Im Seegebiet zwischen Calais und Boulogne-sur-Mer ereignete sich am heutigen 3. September 2024 eine der schwersten Havarien auf dieser Migrationsroute überhaupt. Französische Medien und Behörden berichten von mindestens zwölf Todesopfern, zwei Vermissten und zahlreichen Verletzten. Hier ein erster und vorläufiger Überblick.
Wie viele Menschen heute im Ärmelkanal starben, steht momentan noch nicht fest. Nach Angaben der Lokalzeitung La voix du Nord waren es dreizehn Menschen; in einer Presseerklärung der zuständigen Seepräfektur (Préfecture maritime Manche et mer du Nord, kurz: Premar) ist von zwölf Todesopfern die Rede. Die Behörde kündigt an, abschließende Angaben nach dem Ende der Such- und Rettungsmaßnahmen bekannt zu geben.
Wie aus dieser und einer weiteren Mitteilung der Seepräfektur hervorgeht, wurde am späten Vormittag des 3. September gemeldet, dass ein Boot mit Migrant_innen „vor dem Kap Gris Nez“ in Schwierigkeiten sei. Das Kap befindet sich dort, wo die nordfranzösische Kanalküste, die bei Boulogne in Nord-Süd-Richtung verläuft, nach Osten in Richtung Calais abknickt.
Offenbar leistete zunächst das Schiff Minck, „das zur Überwachung vor Ort war“, Nothilfe für die Schiffbrüchigen. Die regionale Leitstelle CROSS Gris-Nez habe sodann zwei Hubschrauber der französischen Marine bzw. des Zivilschutzes, fünf Patrouillen- bzw. Rettungsschiffe sowie zwei Fischereischiffe für Such- und Rettungseinsätze mobilisiert, hinzu kamen ein weiterer Hubschrauber und ein Flugzeug für Transporte. In Boulogne-sur-Mer wurde ein medizinischzer Posten zur Versorgung der Opfer eingerichtet. Nach Angaben der Seepräfektur dauern die Such- und Rettungsmaßnahmen am Nachmittag noch an.

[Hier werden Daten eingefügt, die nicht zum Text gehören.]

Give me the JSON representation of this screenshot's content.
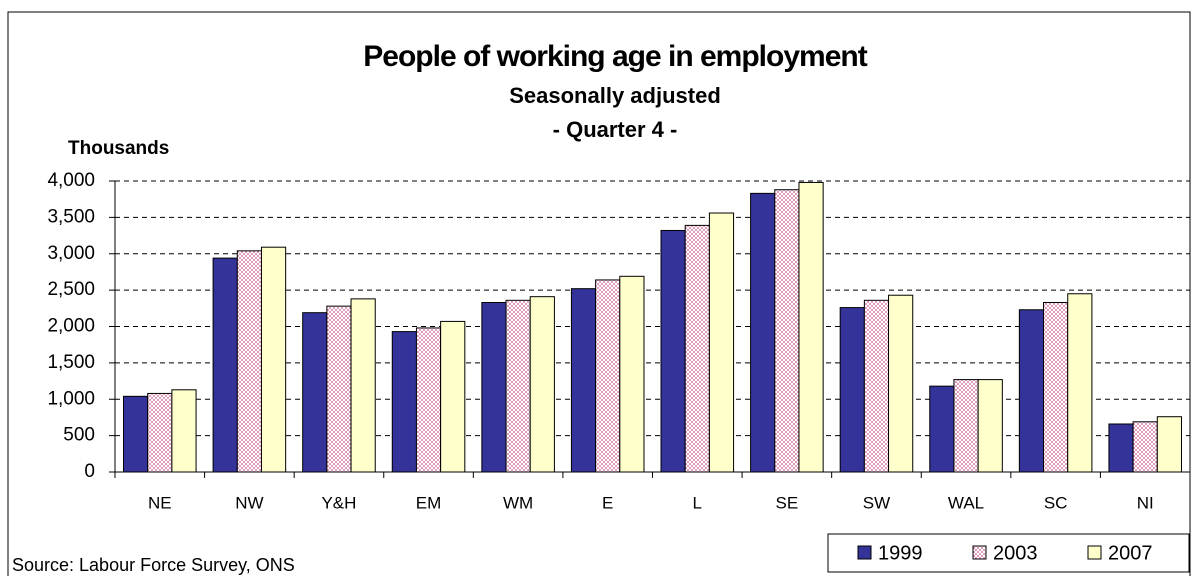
{
  "chart_data": {
    "type": "bar",
    "title": "People of working age in employment",
    "subtitle": "Seasonally adjusted",
    "period": "- Quarter 4 -",
    "y_label": "Thousands",
    "source": "Source: Labour Force Survey, ONS",
    "categories": [
      "NE",
      "NW",
      "Y&H",
      "EM",
      "WM",
      "E",
      "L",
      "SE",
      "SW",
      "WAL",
      "SC",
      "NI"
    ],
    "series": [
      {
        "name": "1999",
        "color": "#333399",
        "values": [
          1040,
          2940,
          2190,
          1930,
          2330,
          2520,
          3320,
          3830,
          2260,
          1180,
          2230,
          660
        ]
      },
      {
        "name": "2003",
        "color": "#cc6699",
        "values": [
          1080,
          3040,
          2280,
          1980,
          2360,
          2640,
          3390,
          3880,
          2360,
          1270,
          2330,
          690
        ]
      },
      {
        "name": "2007",
        "color": "#ffffcc",
        "values": [
          1130,
          3090,
          2380,
          2070,
          2410,
          2690,
          3560,
          3980,
          2430,
          1270,
          2450,
          760
        ]
      }
    ],
    "ylim": [
      0,
      4000
    ],
    "yticks": [
      0,
      500,
      {
        "value": 1000,
        "label": "1,000"
      },
      {
        "value": 1500,
        "label": "1,500"
      },
      {
        "value": 2000,
        "label": "2,000"
      },
      {
        "value": 2500,
        "label": "2,500"
      },
      {
        "value": 3000,
        "label": "3,000"
      },
      {
        "value": 3500,
        "label": "3,500"
      },
      {
        "value": 4000,
        "label": "4,000"
      }
    ],
    "grid": true,
    "legend": "bottom-right"
  }
}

Die Zeitung La voix du Nord berichtete währenddessen von den Hafenanlagen in und bei Boulogne-sur-Mer, wo sie seit dem späten Vormittag zahlreiche Rettungs- und Polizeikräfte beobachten konnte, darunter etwa 20 Rettungsfahrzeuge. Am frühen Nachmittag seien Bestattungsunternehmen an einem Kai eingetroffen, „wo die Leichen von mindestens sieben Exilierten, mit weißen Laken bedeckt, aufgebahrt wurden.“ Noch für denselben Tag kündigte der zurückgetretene französische Innenminister Gérald Darmanin seinen Besuch bei den gewählten Vertretern der Region und den Rettungskräften an. Die im Küstengebiet tätige NGO Utopia 56 verurteilte den Besuch in einer ersten Reaktion scharf.
Über den Verlauf der gescheiterten Bootspassage, die Umstände der Havarie und die Identität der Opfer liegen bislang keine genaueren Informationen vor. Bekannt ist jedoch, dass auf dem Ärmelkanal am heutigen Tag rauhe nautische Bedingungen herrschten. Bereits am Vortag hatten bei ungünstigen Bedingungen sechs Schlauchboote mit 351 Personen übergesetzt. Insgesamt setzten seit dem 1. Januar 21.403 Personen bzw. 409 Boote über (Stand: 2. September); die durchschnittliche Zahl der Personen auf den durchgängig überfüllten Booten betrug in diesem Zeitraum 52.
Die heutige Havarie ist die zweitschlimmste seit der Etablierung der Kanalroute im Jahr 2018. Lediglich am 24. November 2021 ertranken mehr Menschen. Zugleich beobachten wir seit 2023 eine Häufung von Todesfällen im kontinentaleuropäisch-britischen Grenzraum. Von Januar bis August 2024 ist der Tod von 32 Menschen dokumentiert, davon 23 Todesfälle auf See und bei Ablegemanövern an der Küste oder an Wasserstraßen. Mit der heutigen Havarie steigt die Zahl – sollten sich die vorläufigen Angaben bestätigen – auf 44 Todesfälle an, davon 35 bei Bootspassagen. Das Jahr 2024 entwickelt sich zum bislang tödlichsten Jahr der Kanalroute.